My belly does an unpleasant flop. “Oh. Wow. That must’ve been fairly serious then.”
“I thought she’d changed, but you know Lauren.”
“Yeah. I know Lauren. I can’t believe she married Taylor.”
“Yeah, that was doomed from the beginning.”
“Why?”
“She was still in love with me. That’s what started her drinking. I think she realized she made a mistake in marrying him to try to get back at me.”
I think back to the early morning cocktail she had. “That’s a shame. So you…you don’t love her anymore?”
“God, no! I never did. I tried. I thought we could both be
different people, but we just weren’t. I’ll never be one of them. She’ll never be anything but one of them.”
I have to admit that it makes me very uncomfortable to learn of this. I really wish he hadn’t told me, honestly. But considering what all he has to forgive me for, it’d be the epitome of hypocrisy for me to balk over this.
But it still stings.
“If she hadn’t married Taylor, you don’t think you’d have gotten back together?”
“No. I was done. My heart was never in it. I know it’s a dick thing to do—dating someone you know you’ll never be able to love the way they need—but I was good to her. She just wasn’t for me. Plain and simple.”
“Why’s that?”
He pauses to look over at me. “She just wasn’t you.”
God, I hate how happy it makes me to hear that. I try to keep the joy out of my voice when I mutter a soft, “Oh.”
“I was never as interested in her as I was you. I think…I think I dated her partly to get back at you, because I knew how much you’d hate it. I’m still pissed at myself for that, too.”
“We’ve all done things we aren’t proud of.” I win the gold medal in that event.
“I just hate it for her that she ended up with Taylor. He cheats on her with anything in a skirt. He’s the same asshole he was in school.”
I feel my lip curl. “Sounds like it.”
After a couple of minutes, Dane laughs. “He’s lucky I didn’t drive to his house and beat his ass that night I picked you up.”

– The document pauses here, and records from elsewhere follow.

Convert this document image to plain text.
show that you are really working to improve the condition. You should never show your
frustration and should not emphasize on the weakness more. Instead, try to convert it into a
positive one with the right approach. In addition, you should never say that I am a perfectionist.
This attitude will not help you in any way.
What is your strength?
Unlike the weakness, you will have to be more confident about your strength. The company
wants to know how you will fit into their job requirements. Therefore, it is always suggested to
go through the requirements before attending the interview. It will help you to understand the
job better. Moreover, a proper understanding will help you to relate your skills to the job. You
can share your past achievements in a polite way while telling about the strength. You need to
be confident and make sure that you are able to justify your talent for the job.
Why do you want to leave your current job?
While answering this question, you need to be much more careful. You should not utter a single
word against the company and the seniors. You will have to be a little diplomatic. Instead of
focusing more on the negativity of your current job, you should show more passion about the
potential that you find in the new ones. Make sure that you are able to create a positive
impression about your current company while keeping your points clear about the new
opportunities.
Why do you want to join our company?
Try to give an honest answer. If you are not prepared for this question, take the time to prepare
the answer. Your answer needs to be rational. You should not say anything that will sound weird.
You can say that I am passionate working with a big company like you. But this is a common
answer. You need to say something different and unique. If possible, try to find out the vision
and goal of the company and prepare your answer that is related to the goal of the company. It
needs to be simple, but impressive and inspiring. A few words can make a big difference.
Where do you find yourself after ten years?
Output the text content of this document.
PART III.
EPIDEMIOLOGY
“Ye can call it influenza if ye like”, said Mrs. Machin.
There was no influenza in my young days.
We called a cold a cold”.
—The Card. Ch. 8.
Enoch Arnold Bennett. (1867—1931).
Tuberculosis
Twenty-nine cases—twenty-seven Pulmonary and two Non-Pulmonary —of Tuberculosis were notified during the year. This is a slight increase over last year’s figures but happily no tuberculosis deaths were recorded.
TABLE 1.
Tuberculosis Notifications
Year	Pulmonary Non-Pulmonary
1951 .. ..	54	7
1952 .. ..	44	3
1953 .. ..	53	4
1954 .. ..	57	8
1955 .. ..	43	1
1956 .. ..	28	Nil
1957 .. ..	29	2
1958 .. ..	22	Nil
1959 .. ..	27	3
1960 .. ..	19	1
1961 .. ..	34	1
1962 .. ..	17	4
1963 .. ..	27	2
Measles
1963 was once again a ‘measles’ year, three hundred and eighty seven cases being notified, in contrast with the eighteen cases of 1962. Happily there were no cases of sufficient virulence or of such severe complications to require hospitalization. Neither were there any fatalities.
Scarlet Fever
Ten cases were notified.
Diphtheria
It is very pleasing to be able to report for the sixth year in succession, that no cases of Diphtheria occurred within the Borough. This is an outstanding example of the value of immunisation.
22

I smile just thinking about how wonderful it felt that Dane wanted to protect me. “It only would’ve made things worse for you, but part of me would’ve loved to have seen you do it.”
“I wouldn’t have cared. I’d have done anything for you.”
Dane watches me with dark eyes and a serious expression. The way he’s staring at me… Air stops flowing into my lungs. My voice is breathless when I admit, “I know. Because I’d have done anything for you, too.”
And I would have.
Anything.
In fact, I left in the wee hours of the morning, moved away all by myself, and birthed and raised a child on my own just to save him.